= Dotsam Stable =

Dotsam Stable was an American Thoroughbred racing stable owned by New York City businessman Sam Rubin and his wife Dorothy.

Sam Rubin (February 23, 1914- February 13, 2006) was a successful bicycle importer and a fan of Thoroughbred horse racing. In 1978 he and wife Dorothy paid $25,000 sight unseen for a then three-year-old gelding named John Henry. The temperamental horse had previously had three different owners, none of whom had achieved any success with him on the racetrack.

Racing under the Rubin's nom de course Dotsam Stable, John Henry became one of the most successful Thoroughbreds in American flat racing history.
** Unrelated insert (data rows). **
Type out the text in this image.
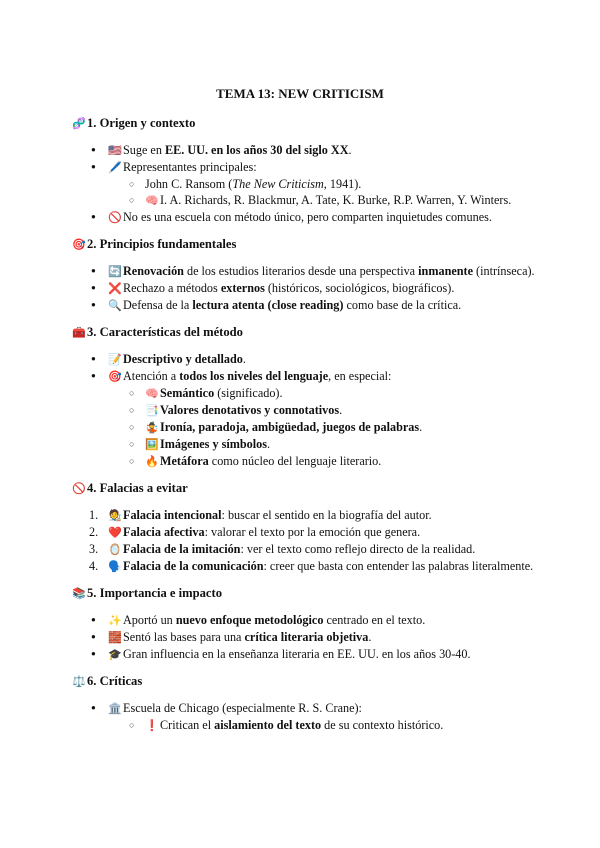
TEMA 13: NEW CRITICISM
🧬1. Origen y contexto
●	🇺🇸Suge en EE. UU. en los años 30 del siglo XX.
●	🖊️Representantes principales:
○ John C. Ransom (The New Criticism, 1941).
○ 🧠I. A. Richards, R. Blackmur, A. Tate, K. Burke, R.P. Warren, Y. Winters.
●	🚫No es una escuela con método único, pero comparten inquietudes comunes.
🎯2. Principios fundamentales
●	🔄Renovación de los estudios literarios desde una perspectiva inmanente (intrínseca).
●	❌Rechazo a métodos externos (históricos, sociológicos, biográficos).
●	🔍Defensa de la lectura atenta (close reading) como base de la crítica.
🧰3. Características del método
●	📝Descriptivo y detallado.
●	🎯Atención a todos los niveles del lenguaje, en especial:
○ 🧠Semántico (significado).
○ 📑Valores denotativos y connotativos.
○ 🤹Ironía, paradoja, ambigüedad, juegos de palabras.
○ 🖼️Imágenes y símbolos.
○ 🔥Metáfora como núcleo del lenguaje literario.
🚫4. Falacias a evitar
1. 🧑‍🎨Falacia intencional: buscar el sentido en la biografía del autor.
2. ❤️Falacia afectiva: valorar el texto por la emoción que genera.
3. 🪞Falacia de la imitación: ver el texto como reflejo directo de la realidad.
4. 🗣️Falacia de la comunicación: creer que basta con entender las palabras literalmente.
📚5. Importancia e impacto
●	✨Aportó un nuevo enfoque metodológico centrado en el texto.
●	🧱Sentó las bases para una crítica literaria objetiva.
●	🎓Gran influencia en la enseñanza literaria en EE. UU. en los años 30-40.
⚖️6. Críticas
●	🏛️Escuela de Chicago (especialmente R. S. Crane):
○ ❗Critican el aislamiento del texto de su contexto histórico.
He won seven Eclipse Awards including two for American Horse of the Year, retired with career earnings of $6,591,860, and was inducted in the U.S. Racing Hall of Fame in 1990.

In 1981, the New York Turf Writers Association honored Sam Rubin as the "Person Who Did Most for Racing" and as racing's "Outstanding Owner." That same year, Dotsam Stable was voted the Eclipse Award for Outstanding Owner.

John Henry was retired to the Kentucky Horse Park in Lexington, Kentucky and the Rubins have donated his trophies to the horse park.

Sam Rubin died in 2006 in Palm Beach, Florida, ten days short of his ninety-second birthday.